In the area are a number of old Iron Age grave mounds and Bronze Age ritual sites. This establish the area of Ekeberg as one of the oldest inhabited places around Oslo. During the Middle Ages, the farm of Ekeberg belonged to Hovedøya Abbey. The area was later taken by the crown.
From 1760, the farm of Ekeberg was run by an appointed owner, and his relatives owned the farm thereafter. In the area, a number of small homesteads under the main farm was erected the following century. The first suburban settlement came around 1900, and the early suburb was raised in the years prior to 1935. Many of the early houses are still present in the area. Ekeberg belonged to Oslo from 1947.
In 1926 Roald Amundsen's airship Norge, was on its way from Italy to Svalbard, stopped in Oslo, mooring at Ekeberg at a specially-constructed mast, the foundation of which can still be seen today at the north end of the park. Image of airship moored at Ekeberg
The farm land (Ekebergsletta) cultivated crops until 1950, and the farm still had goats and small cattle up to 1965. The neighborhood of Ekeberg is situated on a bluff overlooking the city. During the 19th century, the air was considered excellent for tuberculosis patients. Shortly after WWII, there were discussions on how to use the area, and the idea of an airport for Oslo was suggested.
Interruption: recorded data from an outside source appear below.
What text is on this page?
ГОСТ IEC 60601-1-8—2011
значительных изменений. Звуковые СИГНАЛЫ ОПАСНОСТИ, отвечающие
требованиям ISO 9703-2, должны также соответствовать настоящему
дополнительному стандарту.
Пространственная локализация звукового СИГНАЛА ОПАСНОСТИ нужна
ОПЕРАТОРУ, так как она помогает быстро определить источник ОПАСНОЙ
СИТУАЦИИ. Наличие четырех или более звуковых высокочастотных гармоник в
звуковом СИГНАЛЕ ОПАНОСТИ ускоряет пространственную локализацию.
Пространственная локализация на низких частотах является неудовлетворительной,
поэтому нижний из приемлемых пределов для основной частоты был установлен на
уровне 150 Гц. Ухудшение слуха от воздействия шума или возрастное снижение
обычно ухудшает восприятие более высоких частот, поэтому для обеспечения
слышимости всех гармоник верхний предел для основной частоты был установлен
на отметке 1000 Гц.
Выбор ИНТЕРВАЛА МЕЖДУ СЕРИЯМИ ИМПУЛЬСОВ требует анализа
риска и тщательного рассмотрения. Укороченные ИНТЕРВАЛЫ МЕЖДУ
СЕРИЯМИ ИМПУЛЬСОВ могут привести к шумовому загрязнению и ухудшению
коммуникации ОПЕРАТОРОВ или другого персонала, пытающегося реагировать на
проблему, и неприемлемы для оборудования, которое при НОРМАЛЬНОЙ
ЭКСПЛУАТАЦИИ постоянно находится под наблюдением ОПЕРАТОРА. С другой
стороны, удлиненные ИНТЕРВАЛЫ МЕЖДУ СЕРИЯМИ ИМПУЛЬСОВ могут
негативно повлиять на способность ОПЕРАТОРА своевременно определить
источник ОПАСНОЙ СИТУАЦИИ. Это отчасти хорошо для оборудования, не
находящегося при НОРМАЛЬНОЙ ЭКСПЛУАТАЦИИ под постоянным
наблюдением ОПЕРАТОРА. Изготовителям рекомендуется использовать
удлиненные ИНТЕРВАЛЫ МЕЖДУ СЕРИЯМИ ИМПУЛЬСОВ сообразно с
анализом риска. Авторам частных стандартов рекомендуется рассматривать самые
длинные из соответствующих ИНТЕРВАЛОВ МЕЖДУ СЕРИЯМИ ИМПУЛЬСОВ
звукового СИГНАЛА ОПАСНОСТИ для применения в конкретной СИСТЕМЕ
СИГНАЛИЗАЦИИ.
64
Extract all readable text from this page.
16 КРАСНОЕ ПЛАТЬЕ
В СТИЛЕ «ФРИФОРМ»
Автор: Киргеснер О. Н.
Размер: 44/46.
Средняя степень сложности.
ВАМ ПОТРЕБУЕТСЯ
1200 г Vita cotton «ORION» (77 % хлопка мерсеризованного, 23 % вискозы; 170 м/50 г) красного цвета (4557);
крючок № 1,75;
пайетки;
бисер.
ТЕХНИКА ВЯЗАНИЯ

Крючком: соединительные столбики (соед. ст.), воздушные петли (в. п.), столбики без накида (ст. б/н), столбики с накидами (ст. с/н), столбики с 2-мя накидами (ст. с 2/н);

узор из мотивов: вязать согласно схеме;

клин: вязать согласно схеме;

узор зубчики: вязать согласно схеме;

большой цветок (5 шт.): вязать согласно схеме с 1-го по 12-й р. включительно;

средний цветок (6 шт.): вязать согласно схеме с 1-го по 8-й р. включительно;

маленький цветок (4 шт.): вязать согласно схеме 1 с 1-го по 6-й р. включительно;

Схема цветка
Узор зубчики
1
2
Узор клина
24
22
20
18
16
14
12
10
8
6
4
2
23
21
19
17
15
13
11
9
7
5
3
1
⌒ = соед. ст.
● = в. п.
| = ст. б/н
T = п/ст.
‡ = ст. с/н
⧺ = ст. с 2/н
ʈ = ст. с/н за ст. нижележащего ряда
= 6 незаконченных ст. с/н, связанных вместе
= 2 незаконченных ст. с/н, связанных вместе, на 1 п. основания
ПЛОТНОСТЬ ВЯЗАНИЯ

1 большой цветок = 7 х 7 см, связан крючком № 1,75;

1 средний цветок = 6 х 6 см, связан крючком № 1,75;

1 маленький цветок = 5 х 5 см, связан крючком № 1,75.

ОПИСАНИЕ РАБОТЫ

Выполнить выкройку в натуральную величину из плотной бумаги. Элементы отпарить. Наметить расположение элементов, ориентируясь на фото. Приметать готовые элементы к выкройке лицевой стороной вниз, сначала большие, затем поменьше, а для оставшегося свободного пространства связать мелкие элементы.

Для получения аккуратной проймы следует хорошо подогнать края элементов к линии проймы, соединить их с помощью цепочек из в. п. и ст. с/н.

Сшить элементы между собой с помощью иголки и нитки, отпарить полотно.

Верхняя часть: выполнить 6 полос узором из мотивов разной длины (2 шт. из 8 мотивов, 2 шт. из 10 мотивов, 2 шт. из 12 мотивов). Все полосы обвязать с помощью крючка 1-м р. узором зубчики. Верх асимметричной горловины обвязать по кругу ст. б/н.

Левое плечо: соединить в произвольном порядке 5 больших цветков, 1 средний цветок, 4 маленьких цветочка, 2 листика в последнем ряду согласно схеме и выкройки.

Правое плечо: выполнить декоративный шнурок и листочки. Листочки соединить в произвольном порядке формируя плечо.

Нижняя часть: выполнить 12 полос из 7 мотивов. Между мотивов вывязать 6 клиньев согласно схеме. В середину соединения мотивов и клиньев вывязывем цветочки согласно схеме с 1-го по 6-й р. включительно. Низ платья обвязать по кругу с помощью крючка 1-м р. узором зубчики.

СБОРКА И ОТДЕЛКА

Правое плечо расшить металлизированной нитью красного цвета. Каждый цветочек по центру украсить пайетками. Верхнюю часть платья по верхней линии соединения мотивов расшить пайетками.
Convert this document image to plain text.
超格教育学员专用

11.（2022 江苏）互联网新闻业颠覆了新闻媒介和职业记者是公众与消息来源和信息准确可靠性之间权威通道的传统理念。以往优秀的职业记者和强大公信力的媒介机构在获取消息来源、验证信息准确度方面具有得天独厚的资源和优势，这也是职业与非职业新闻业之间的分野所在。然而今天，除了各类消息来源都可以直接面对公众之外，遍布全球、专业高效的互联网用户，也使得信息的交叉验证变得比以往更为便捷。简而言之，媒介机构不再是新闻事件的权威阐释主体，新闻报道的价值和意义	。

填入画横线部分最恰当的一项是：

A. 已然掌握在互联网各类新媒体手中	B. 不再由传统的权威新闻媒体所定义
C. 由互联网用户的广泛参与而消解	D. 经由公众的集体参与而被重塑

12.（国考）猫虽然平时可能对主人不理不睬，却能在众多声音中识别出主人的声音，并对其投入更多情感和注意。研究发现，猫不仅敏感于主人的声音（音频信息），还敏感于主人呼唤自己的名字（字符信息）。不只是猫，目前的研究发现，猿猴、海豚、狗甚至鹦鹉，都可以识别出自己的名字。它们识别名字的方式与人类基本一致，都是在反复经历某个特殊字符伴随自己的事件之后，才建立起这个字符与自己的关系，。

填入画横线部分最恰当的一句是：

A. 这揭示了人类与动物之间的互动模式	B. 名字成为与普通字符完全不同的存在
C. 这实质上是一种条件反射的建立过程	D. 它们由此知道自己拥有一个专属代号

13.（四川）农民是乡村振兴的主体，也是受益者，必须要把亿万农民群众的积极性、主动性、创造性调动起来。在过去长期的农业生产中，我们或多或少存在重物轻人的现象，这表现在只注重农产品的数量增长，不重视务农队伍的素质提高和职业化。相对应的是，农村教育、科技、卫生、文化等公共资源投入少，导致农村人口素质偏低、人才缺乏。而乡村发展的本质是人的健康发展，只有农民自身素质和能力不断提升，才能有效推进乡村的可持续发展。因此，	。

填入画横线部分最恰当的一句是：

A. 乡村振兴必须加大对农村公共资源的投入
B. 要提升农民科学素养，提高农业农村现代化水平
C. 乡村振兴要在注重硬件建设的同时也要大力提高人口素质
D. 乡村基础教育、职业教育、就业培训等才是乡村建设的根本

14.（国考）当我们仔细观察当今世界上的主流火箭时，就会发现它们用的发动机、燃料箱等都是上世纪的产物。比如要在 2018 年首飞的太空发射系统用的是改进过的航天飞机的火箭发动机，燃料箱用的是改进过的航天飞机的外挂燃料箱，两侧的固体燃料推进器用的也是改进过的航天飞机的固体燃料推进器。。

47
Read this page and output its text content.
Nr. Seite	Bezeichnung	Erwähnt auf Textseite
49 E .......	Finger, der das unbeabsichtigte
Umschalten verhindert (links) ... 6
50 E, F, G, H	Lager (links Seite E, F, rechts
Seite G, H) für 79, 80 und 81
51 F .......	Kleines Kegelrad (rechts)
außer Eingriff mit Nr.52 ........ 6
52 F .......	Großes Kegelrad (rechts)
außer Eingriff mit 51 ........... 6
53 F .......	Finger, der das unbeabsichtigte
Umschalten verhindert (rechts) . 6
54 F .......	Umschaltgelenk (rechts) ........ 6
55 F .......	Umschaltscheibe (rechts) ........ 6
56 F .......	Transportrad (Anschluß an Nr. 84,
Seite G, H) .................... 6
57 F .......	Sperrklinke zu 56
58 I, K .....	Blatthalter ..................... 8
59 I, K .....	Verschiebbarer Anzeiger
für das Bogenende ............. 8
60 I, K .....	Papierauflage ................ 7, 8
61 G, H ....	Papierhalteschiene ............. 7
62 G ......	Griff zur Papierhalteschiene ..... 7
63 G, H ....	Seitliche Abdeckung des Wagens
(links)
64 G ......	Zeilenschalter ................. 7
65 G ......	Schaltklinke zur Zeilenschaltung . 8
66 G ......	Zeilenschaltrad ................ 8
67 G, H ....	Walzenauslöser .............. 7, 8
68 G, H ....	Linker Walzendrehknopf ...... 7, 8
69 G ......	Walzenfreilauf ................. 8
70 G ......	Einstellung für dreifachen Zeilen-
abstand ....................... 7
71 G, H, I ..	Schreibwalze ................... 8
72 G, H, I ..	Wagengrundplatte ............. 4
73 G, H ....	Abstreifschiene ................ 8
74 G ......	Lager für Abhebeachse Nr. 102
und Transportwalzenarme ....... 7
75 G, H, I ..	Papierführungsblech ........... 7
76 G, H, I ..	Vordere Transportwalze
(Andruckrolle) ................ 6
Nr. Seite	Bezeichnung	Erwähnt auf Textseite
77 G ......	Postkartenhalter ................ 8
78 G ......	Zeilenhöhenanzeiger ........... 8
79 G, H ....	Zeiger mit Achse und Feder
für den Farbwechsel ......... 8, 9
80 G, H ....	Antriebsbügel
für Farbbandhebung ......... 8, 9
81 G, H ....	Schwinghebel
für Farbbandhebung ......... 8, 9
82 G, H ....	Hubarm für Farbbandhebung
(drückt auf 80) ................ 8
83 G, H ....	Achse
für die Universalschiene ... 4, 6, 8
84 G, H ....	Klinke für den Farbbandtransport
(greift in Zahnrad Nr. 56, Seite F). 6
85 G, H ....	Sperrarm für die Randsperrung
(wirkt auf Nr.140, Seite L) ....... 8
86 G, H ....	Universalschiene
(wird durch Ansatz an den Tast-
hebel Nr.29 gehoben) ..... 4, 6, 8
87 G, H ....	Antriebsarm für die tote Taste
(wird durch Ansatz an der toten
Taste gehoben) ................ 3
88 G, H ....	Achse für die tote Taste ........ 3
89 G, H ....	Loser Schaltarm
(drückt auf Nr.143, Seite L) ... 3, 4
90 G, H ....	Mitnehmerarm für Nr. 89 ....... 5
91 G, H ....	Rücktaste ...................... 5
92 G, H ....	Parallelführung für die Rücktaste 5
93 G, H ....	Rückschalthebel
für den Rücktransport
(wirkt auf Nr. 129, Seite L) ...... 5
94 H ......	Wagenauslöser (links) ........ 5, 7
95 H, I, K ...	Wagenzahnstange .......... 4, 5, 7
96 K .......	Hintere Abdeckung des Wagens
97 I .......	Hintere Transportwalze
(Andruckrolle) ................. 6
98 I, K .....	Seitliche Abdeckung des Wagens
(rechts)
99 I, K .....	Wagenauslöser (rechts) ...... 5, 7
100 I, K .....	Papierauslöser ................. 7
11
This was rejected, and the Labour party politician Rolf Hofmo, who had survived internment at the concentration camp of Sachsenhausen during the Second World War, proposed the idea of a free area for sport and other activities.
Ekeberg as a geographical area was mentioned by Snorri Sturluson in his Saga of the Kings. In the northern part of the area the farm "Ekeberg Hovedgård" is located. The fields of the farm are now a part of Ekebergsletta and the camp ground where the main building still stands.
The name: Old Norse Eikaberg - the first element is the genitive plural case of eik f 'oak', the last element is berg n 'mountain'.
Many Norwegian authors and poets have written poems and appraisals of the area. Among them Henrik Wergeland, Hans E. Kinck, and Peter Christen Asbjørnsen, who also wrote down the local folklore from the area, concerning the Ekeberg Troll, living inside the hill. Hans Christian Andersen and Bjørnstjerne Bjørnson apparently established their friendship while admiring the view of the city. Later, Ingeborg Refling Hagen lived in the area, establishing a cultural work which was known as the Ekeberg Colony.
A curious mentioning of the area occurs in the cult novel The Call of Cthulhu by H. P. Lovecraft, written in 1926. Here it is stated that the surviving sailor Gustaf Johansen lived in "an old house at Egeberg" where he died after ramming Cthulhu head on with a fishing vessel.